К числу таких трудов относится и книга немецкого теолога, главы тюбингенской школы Ф. X. Баура "Христианский элемент в платонизме, или Сократ и Христос",[69] появившаяся в конце 30-х годов прошлого века и привлекшая внимание молодого Маркса в период его работы над докторской диссертацией.[70]
"Итак, — писал Ф. X. Баур, — философия Сократа и христианства, если их рассматривать в этом исходном пункте, относятся друг к другу как самопознание и сознание греховности".[71] Весьма близкие аналогии проводятся Бауром между христианской благодатью и сократовской майевтикой и иронией. Дальнейшее развертывание у Платона христианских элементов в Сократе приводит, по трактовке Баура. в целом к тому, что "ни одна из философских систем древнего мира не проникнута религиозным характером в такой степени, как платонизм".[72]
Критикуя подход Баура, игнорирующий принципиальные различия между философией и религией, воззрениями Сократа и Христа, платонизмом и христианством, К. Маркс отмечает: "Нам кажется, что сравнение Сократа с Христом доказывает, при подобной формулировке, как раз противоположное тому, что требовалось доказать, а именно, что между Сократом и Христом не обнаруживается никакой аналогии. Конечно, самопознание и сознание греховности относятся друг к другу как общее к частному, а именно как философия к религии. Такую позицию занимает любой философ как древнего, так и нового времени… Это означало бы лишь то, что философ Сократ относится к Христу, как философ к учителю религии".[73]
Аналогии Баура, по оценке К. Маркса, бессодержательны и, по существу, ничего не проясняют. Если и обнаруживается какая-то аналогия между Сократом и Христом, то она, замечает Маркс, состоит в том, что "Сократ является воплощенной философией, а Христос — воплощенной религией".[74]
Но трактовка Баура направлена не на выявление этой противоположности, а, напротив, на поиски религиозных моментов в философских концепциях Сократа и Платона. "В этом стремлении обнаружить христианский элемент в Сократе, — подчеркивает Маркс, — отношение вышеупомянутых личностей, Христа и Сократа, не выясняется точнее, но лишь определяется вообще как отношение философа к учителю религии, и точно такая же бессодержательность обнаруживается в том, что общее нравственное расчленение сократовской идеи, платоновское государство, приводится в связь с общим расчленением идеи, а Христос, как историческая индивидуальность, приводится в связь главным образом с церковью".[75]
Большой интерес представляют суждения молодого К. Маркса о сократовской иронии и иронии вообще.
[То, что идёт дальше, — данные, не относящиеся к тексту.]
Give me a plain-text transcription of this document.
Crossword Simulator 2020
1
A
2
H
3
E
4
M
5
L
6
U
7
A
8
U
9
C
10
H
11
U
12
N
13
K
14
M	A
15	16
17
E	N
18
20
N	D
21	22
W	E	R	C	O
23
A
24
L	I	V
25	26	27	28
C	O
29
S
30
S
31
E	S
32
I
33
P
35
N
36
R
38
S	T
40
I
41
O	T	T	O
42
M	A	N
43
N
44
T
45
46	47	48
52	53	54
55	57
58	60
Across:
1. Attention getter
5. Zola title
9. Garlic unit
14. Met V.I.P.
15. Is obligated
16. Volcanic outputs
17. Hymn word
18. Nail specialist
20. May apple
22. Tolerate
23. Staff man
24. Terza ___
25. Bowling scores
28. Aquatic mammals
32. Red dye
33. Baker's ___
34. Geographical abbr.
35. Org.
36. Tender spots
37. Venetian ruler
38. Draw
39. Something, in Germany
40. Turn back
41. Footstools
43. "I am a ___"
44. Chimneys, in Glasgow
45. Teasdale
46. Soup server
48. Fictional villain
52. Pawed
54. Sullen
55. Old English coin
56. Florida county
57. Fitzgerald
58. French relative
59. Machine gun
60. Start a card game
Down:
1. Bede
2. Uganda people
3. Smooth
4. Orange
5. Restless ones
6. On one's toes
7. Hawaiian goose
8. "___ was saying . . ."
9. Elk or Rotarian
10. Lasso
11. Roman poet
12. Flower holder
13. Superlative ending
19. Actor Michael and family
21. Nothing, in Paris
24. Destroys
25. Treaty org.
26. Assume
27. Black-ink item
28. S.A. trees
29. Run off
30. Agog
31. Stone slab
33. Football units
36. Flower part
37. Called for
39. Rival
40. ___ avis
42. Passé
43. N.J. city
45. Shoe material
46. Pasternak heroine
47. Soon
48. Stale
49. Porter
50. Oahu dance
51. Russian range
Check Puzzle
Будучи младогегельянцем, К. Маркс опирается здесь на Гегеля и его критику субъективно-идеалистической трактовки иронии представителями немецкой романтической философии. Вместе с тем молодой Маркс творчески развивает и углубляет гегелевский подход. "Сократовская ирония, — пишет он, — как ее понимает Баур и как необходимо понимать ее вслед за Гегелем, а именно в качестве диалектической ловушки, при посредстве которой обыденный здравый смысл оказывается вынужденным выйти из всяческого своего окостенения и дойти — не до самодовольного всезнайства, а до имманентной ему самому истины, — эта ирония есть не что иное, как форма, свойственная философии в ее субъективном отношении к обыденному сознанию".[76] Тот факт, что в лице Сократа эта ирония приняла форму иронизирующего человека, мудреца, Маркс объясняет основным характером греческой философии и ее отношением к действительности. Вообще же, "всякий философ, отстаивающий имманентность против эмпирической личности, прибегает к иронии".[77] Абсолютизация этого субъективного аспекта всякого философствования и изображение иронии в качестве "общей имманентной формы" и некоей особой философии как раз и представлены в подходе Ф. Шлегеля.